Phil era strabiliato: gli stava leccando il buco del culo… era la prima volta che qualcuno glielo faceva e… accidenti, se era fantastico! Sollevò ancora di più il bacino e lui stesso si allargò le natiche per agevolarlo: avrebbe voluto aprirsi il più possibile, offrirsi tutto… avrebbe voluto sentire fin nel profondo il tocco magico e sensuale di quella lingua… Con gli occhi chiusi e l’espressione estasiata sul volto, Phil si godeva quel piacere insolito… sublime, bisbigliando quel sì… sì… sì… che dava nuovo fuoco alle voglie lubriche del re delle fate.
Phil si sentiva il buco del culo fradicio di saliva e palpitante, voglioso di altro, adesso che sembrava essersi risvegliato a nuovi piaceri. E Oberon sembrò capirlo, o più semplicemente intuì che era giunto il momento, perché d’un tratto estrasse dal suo culo la lingua e fulmineamente la sostituì con il cazzo. Phil si rese conto a malapena che qualcosa di diverso lo stava penetrando… qualcosa di più grosso, ma non meno piacevole. Che un uomo lo stesse inculando, che stesse violando la sua virilità non lo sfiorò minimamente: sentiva solo il fuoco di quel cazzo che scorreva dentro e fuori dal suo buco, come da una figa, e sentiva il piacevole languore che gli procurava… come sentiva il fervore dell’uomo che lo stava possedendo, sentiva la sua voglia, sentiva ogni fremito del suo stesso piacere. Non era più lui: era parte di quell’uomo, sorgente del suo piacere e nello stesso tempo partecipe. Quel cazzo che li univa era parte di entrambi e lui avrebbe voluto che diventasse ancora più grosso, ancora più lungo, perché lo possedesse interamente.

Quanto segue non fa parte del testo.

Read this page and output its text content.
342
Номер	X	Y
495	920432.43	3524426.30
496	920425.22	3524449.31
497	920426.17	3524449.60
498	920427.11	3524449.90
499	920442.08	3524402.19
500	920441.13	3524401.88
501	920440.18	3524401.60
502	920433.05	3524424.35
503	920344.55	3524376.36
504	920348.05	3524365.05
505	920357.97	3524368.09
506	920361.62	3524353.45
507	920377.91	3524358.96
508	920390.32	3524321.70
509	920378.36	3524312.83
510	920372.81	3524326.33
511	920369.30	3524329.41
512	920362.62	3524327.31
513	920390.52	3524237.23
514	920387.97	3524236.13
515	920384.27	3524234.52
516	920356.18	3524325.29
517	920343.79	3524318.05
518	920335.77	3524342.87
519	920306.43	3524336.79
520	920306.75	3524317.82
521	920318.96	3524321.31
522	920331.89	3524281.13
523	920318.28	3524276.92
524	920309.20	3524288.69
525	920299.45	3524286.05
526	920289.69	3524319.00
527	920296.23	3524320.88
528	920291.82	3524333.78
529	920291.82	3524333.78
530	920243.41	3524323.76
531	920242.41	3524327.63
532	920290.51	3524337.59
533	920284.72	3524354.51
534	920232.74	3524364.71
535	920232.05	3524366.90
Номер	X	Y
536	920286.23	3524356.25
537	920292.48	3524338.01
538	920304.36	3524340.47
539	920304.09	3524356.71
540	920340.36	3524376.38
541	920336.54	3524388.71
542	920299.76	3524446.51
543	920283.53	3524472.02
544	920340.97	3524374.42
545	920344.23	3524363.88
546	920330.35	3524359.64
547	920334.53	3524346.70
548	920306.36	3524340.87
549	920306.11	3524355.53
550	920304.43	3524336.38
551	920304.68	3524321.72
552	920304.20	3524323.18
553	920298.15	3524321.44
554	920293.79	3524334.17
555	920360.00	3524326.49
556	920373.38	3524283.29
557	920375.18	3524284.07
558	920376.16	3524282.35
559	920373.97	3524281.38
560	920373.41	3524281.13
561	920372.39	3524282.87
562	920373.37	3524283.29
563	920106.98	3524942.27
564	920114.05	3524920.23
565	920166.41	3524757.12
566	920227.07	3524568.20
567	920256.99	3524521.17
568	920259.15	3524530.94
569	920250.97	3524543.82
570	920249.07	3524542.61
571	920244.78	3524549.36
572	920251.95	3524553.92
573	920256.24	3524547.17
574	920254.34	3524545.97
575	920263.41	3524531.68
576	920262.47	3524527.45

Il ritmo di pompata divenne più rapido, più frenetico e Phil sentì l’orgasmo che stava maturando, avvertì fremiti diversi nel corpo chino su di lui, nelle braccia che lo stringevano, nel respiro che si faceva rantolante al suo orecchio… finché, il bacino di Oberon rimase fermo un istante, prima di dare un ultimo vibrante affondo, mentre dal suo cazzo sussultante scorreva fuori il frutto del piacere.

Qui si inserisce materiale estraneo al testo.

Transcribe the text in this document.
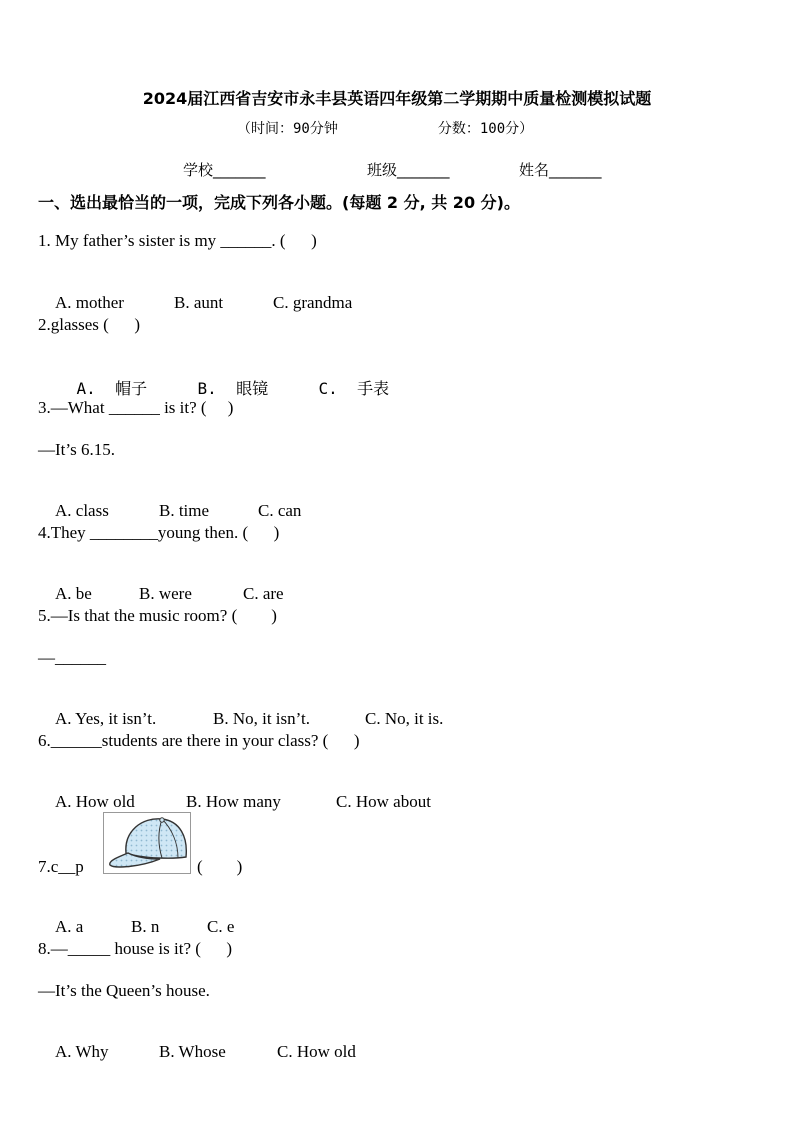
2024届江西省吉安市永丰县英语四年级第二学期期中质量检测模拟试题
（时间：90分钟	分数：100分）
学校_______	班级_______	姓名_______
一、选出最恰当的一项，完成下列各小题。(每题 2 分, 共 20 分)。
1. My father’s sister is my ______. (      )

A. mother	B. aunt	C. grandma

2.glasses (      )

A.  帽子	B.  眼镜	C.  手表

3.—What ______ is it? (     )
—It’s 6.15.

A. class	B. time	C. can

4.They ________young then. (      )

A. be	B. were	C. are

5.—Is that the music room? (        )
—______

A. Yes, it isn’t.	B. No, it isn’t.	C. No, it is.

6.______students are there in your class? (      )

A. How old	B. How many	C. How about

7.c__p	(        )

A. a	B. n	C. e

8.—_____ house is it? (      )
—It’s the Queen’s house.

A. Why	B. Whose	C. How old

Phil si rese appena conto che anche lui stava versando il suo seme, quando un pesante sonnolenza tornò a chiudergli gli occhi.
Li riaprì che stava ormai albeggiando: era solo, disteso per terra. Per un attimo pensò di aver sognato: capita a volte di fare sogni così veritieri da lasciarci dubbiosi al risveglio; ma era tuttora nudo, l’inguine era implume e, toccandosi, si sentì il buco lento e tutt’intorno bagnato.

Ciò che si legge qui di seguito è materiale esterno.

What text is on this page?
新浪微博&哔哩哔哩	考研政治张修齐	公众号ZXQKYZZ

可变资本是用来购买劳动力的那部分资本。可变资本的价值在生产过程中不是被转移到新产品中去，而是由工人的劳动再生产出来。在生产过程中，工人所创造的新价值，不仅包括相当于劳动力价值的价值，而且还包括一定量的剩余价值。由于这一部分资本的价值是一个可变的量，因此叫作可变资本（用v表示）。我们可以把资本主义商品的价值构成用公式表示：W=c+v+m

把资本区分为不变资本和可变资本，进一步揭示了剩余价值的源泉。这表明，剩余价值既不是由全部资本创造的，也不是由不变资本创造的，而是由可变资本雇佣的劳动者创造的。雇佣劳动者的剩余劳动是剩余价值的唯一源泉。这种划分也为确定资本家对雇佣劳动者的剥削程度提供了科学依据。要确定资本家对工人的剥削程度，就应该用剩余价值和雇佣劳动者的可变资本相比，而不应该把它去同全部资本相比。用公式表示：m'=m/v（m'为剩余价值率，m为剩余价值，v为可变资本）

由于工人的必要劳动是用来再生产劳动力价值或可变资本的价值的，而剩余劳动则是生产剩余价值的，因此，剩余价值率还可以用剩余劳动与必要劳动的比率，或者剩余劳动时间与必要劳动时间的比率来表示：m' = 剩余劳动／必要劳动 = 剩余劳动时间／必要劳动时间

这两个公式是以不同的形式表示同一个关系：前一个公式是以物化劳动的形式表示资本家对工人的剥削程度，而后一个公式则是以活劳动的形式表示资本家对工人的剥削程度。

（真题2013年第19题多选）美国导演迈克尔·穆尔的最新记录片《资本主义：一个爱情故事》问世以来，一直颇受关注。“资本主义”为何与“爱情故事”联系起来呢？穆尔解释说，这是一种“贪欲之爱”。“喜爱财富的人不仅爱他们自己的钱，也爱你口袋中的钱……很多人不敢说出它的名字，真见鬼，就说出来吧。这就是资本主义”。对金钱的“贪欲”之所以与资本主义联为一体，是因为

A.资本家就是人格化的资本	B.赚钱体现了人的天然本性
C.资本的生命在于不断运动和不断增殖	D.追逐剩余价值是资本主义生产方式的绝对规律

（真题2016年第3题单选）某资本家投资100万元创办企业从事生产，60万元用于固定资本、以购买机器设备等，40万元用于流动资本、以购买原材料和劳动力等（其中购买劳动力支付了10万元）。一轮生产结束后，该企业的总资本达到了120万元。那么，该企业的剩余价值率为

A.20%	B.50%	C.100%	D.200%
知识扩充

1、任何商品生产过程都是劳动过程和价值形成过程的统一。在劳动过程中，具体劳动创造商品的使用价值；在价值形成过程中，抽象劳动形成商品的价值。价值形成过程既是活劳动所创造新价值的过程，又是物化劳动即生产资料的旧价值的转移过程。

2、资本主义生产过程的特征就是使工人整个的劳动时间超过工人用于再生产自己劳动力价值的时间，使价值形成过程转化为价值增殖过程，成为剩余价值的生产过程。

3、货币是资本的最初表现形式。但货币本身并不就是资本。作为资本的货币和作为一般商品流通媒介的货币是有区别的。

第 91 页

Non aveva sognato, dunque: Oberon era stato davvero lì… avevano fatto l’amore… lo aveva posseduto! Scoprì di non sentirsi affatto menomato nella sua mascolinità: era successo… e gli era piaciuto. Stette un po’ a rivivere quei momenti, poi il freddo dell’alba lo fece rabbrividire. Vide poco lontano i suoi abiti: si rivestì e riprese la via di casa, affrettando il passo per arrivare prima che si svegliassero i suoi: troppe spiegazioni avrebbe dovuto inventarsi, se avessero scoperto che non aveva dormito a casa.
Arrivò giusto in tempo: corse in camera sua, mise il letto sottosopra per non farsi accorgere, poi uscì sul balcone e si sedette ad ammirare il sole di mezza estate che stava appena nascendo.